Policy recommendations
The report concludes with policy suggestions following the Last Mile to Next Mile framework
Last Mile Chronic Challenges: The concentration of poverty among geographically disadvantaged regions calls for strengthening of area-based anti-poverty intervention, modernization of the agricultural sector, and improving education for disadvantaged students.
- Analysis suggests that past NTPs helped improve access to services and achieved some positive impacts on improving welfare, but gaps were also identified.
- Boosting agricultural productivity is key to maintaining livelihoods for those remaining in the rural economic system in the face of significant structural change.
- Access to new knowledge and innovations, including application of appropriate digital technologies, would support productivity growth by substituting for labor intensity.
- Moreover, the social protection system can play a larger role (discussed as part of the Next Mile agenda).
- To improve the participation of ethnic minorities in the labor market, laws protecting the rights of ethnic minorities can be further strengthened.

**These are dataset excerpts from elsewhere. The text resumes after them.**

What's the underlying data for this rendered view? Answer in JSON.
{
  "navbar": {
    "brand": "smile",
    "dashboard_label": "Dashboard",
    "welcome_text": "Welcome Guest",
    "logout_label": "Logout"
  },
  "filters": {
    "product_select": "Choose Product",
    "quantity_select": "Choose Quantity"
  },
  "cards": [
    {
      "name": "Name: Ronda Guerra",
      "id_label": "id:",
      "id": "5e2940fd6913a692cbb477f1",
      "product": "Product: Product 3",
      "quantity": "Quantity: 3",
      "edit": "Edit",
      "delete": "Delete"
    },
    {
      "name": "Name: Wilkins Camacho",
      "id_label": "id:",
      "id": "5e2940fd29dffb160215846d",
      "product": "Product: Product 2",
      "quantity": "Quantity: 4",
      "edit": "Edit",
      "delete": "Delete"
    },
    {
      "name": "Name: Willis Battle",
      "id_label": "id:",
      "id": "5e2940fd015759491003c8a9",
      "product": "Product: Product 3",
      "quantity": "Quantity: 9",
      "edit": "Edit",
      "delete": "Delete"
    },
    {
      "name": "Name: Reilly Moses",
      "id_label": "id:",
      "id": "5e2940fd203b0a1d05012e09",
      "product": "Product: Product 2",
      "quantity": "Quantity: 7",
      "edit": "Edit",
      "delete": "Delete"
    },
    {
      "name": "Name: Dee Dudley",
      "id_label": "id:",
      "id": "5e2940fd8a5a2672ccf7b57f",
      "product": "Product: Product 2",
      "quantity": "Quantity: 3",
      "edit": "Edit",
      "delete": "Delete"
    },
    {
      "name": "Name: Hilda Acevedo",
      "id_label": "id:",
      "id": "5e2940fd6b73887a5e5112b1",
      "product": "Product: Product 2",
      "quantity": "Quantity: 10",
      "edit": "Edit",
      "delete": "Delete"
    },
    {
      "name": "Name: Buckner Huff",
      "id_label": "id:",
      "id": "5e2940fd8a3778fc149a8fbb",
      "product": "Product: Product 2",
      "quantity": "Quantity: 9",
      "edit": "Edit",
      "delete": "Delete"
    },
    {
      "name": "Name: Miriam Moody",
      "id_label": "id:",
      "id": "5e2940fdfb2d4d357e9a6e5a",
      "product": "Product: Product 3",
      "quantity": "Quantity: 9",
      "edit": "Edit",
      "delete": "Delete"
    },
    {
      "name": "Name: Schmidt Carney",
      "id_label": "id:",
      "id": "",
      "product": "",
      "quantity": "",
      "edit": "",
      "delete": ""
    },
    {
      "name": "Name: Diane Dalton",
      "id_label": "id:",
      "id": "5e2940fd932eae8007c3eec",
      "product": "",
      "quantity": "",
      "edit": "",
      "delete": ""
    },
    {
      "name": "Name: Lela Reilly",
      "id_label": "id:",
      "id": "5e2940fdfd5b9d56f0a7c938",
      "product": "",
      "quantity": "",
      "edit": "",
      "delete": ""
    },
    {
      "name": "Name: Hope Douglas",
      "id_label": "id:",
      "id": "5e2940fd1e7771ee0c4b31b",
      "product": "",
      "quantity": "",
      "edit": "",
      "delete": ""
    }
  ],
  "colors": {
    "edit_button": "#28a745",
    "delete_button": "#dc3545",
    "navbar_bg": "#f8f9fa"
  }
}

Reaching Next Mile aspirations: The millions who have escaped poverty over the last decade now need to continue climbing up to higher economic classes.
- Continuing improvements in higher education access and quality will be needed.
- Improving the relevance and quality of tertiary education curriculum and staffing can help reduce skill gaps and alleviate difficulties in recruiting for certain skills.
- More effective social assistance should be provided to poorer households, with increased coverage and benefit levels to achieve greater poverty and inequality reduction. This will require greater overall spending while consolidating the currently fragmented mix of programs to achieve greater efficiency.
- To finance the public investments needed to eliminate poverty and grow the economically secure and middle classes, Vietnam can broaden its tax revenue base (personal income tax, property tax), and explore the use of new taxes which both raise revenue and address negative externalities.